Multidrug resistance was defined as resistance to either two or three of these agents, said Ian A. Critchley, Ph.D., director of microbiology at Replidyne Inc., Louisville, Colo., which is evaluating faropenem. Of the 393 S. pneumoniae isolates from children younger than age 14 years, half were penicillin susceptible, a quarter were penicillin intermediate, and another quarter were penicillin resistant.
Faropenem was the most active β-lactam against all pediatric isolates, with a minimum inhibitory concentration required to inhibit the growth of 90% of organisms (MIC90) of 1 mcg/mL. The MIC90 of both amoxicillin/clavulanate and cefdinir was 8 mcg/mL. The least effective agents were penicillin, azithromycin, and trimethoprim/sulfamethoxazole, with percent-susceptible rates of 49, 55, and 57, respectively.
Antimicrobial resistance was generally higher in isolates from children aged younger than 2 years, compared with isolates from those aged 6–14 years.
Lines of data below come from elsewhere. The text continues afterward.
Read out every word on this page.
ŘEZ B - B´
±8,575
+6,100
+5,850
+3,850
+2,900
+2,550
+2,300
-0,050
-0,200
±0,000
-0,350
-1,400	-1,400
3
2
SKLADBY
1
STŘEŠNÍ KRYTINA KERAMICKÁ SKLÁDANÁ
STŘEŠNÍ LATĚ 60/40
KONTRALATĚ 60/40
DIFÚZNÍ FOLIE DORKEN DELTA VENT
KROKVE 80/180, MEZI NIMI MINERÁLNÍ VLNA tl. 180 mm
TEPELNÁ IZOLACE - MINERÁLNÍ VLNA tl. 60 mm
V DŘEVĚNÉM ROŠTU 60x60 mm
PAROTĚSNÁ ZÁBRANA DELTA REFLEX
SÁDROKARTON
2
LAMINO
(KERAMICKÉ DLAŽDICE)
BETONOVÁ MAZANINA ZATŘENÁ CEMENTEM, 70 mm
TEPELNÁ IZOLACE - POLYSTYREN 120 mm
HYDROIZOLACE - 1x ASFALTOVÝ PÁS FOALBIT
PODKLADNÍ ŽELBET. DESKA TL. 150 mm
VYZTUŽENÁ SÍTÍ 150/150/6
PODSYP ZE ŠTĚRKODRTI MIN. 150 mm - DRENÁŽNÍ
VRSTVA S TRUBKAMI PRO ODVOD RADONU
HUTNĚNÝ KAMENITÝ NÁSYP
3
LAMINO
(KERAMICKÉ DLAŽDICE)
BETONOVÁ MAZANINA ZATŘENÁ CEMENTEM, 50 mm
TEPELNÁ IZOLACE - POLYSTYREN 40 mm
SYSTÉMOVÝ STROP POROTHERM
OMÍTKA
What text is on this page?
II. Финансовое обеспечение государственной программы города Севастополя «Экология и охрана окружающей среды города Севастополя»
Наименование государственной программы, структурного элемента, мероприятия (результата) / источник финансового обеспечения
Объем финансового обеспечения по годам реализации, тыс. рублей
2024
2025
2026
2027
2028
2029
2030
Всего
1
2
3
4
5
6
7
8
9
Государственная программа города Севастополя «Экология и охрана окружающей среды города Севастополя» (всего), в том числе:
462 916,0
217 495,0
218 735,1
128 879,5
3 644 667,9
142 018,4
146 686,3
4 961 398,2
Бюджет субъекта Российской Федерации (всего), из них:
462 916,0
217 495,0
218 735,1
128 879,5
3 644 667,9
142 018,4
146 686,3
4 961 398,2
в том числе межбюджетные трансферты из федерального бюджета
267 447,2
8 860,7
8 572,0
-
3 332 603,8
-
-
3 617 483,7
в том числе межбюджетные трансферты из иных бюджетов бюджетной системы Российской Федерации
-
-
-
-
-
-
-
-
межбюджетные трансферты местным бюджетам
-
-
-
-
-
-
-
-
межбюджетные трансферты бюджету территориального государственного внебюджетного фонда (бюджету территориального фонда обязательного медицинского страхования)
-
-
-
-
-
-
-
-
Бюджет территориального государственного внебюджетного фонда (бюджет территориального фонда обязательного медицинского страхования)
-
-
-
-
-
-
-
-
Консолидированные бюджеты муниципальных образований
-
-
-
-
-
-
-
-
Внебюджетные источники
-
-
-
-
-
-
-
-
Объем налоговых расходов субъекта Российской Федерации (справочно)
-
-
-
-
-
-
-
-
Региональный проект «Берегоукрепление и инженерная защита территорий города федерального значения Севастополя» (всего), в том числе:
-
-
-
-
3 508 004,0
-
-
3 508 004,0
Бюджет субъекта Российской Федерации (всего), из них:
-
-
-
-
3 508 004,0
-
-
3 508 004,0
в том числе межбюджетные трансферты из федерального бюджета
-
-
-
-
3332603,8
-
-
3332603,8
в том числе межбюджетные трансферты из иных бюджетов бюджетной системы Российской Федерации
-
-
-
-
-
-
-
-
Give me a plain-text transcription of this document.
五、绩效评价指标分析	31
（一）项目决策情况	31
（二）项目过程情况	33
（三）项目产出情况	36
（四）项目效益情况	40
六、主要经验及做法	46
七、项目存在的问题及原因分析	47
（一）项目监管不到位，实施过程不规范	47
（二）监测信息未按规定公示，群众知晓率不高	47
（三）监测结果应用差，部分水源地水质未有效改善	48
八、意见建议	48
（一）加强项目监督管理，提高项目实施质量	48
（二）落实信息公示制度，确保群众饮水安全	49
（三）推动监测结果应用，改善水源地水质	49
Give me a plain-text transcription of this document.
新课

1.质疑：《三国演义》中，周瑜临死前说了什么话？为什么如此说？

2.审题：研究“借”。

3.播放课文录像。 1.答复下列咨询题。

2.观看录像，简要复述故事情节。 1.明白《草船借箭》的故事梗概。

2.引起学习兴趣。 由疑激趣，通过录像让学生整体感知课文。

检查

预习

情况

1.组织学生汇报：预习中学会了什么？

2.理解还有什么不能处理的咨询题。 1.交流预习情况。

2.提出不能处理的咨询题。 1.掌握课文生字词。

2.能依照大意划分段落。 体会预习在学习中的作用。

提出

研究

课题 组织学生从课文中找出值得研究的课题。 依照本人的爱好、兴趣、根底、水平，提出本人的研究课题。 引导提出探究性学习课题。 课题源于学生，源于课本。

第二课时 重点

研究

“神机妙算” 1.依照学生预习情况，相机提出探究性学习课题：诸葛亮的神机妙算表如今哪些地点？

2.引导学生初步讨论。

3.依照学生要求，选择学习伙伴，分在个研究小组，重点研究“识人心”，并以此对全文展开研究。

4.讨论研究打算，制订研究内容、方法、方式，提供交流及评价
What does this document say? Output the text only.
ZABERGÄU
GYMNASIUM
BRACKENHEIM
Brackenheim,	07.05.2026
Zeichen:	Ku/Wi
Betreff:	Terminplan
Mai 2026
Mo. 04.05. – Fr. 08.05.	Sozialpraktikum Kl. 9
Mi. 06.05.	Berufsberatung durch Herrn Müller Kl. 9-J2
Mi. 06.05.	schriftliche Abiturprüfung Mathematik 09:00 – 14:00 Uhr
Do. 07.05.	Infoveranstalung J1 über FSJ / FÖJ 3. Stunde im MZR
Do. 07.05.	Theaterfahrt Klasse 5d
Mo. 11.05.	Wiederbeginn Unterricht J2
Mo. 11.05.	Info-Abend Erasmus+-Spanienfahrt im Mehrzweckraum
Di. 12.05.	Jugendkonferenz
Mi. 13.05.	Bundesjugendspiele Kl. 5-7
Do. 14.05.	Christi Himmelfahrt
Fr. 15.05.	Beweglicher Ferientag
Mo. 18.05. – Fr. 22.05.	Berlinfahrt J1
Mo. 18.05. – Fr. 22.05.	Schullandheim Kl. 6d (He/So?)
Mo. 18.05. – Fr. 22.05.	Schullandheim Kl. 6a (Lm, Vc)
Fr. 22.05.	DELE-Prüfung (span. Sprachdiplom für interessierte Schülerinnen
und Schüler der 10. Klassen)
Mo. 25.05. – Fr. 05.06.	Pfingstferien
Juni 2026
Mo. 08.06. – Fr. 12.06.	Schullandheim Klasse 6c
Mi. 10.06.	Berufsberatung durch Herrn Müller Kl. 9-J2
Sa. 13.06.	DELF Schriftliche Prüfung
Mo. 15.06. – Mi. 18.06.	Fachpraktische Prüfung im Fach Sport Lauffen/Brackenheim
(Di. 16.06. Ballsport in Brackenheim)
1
Penicillin resistance ranged from 15% in isolates from children aged 6–14 years to 31% in isolates from children younger than 2 years.
“In children under 2 years, [in whom] there's been wide use of β-lactams and macrolides, the penem compound holds out favorably in our in vitro minimum inhibitory concentration profile, compared with amoxicillin/clavulanate and cefdinir,” said Dr. Critchley. In the S. pneumoniae resistant to three classes of agents, only 29% were susceptible to amoxicillin/clavulanate, and none of the isolates was susceptible to cefdinir, he added.
In a separate comment, Dr. Stephen I. Pelton said MDR 19A should be suspected in children with persisting signs and symptoms of acute otitis media despite antimicrobial therapy. “Some of these isolates will be susceptible to high-dose Augmentin or a three-dose regimen of intramuscular ceftriaxone, but others may not,” said Dr. Pelton, chief of pediatric infectious disease at Boston Medical Center.
Tympanocentesis with or without tube insertion will offer symptomatic benefit for those with treatment failure or persistent earache, irritability, or other symptoms, Dr. Pelton said in an interview.
In addition, the PCV7 vaccine should not bear all the blame for the increase in the resistant 19A strain, he added. “The 19A strain was intermediate resistant in 2000, and it is both the vaccine's lack of cross-reactivity and the presence of resistance that has selected for the increase in 19A. So there are two processes: selection of 19A already [intermediate] resistant to penicillin, and the introduction of new 19A strains with even higher resistance. Switching to 19A may be the result of the vaccine, but continued use of antibiotics is the selection driving this clone increase,” he said.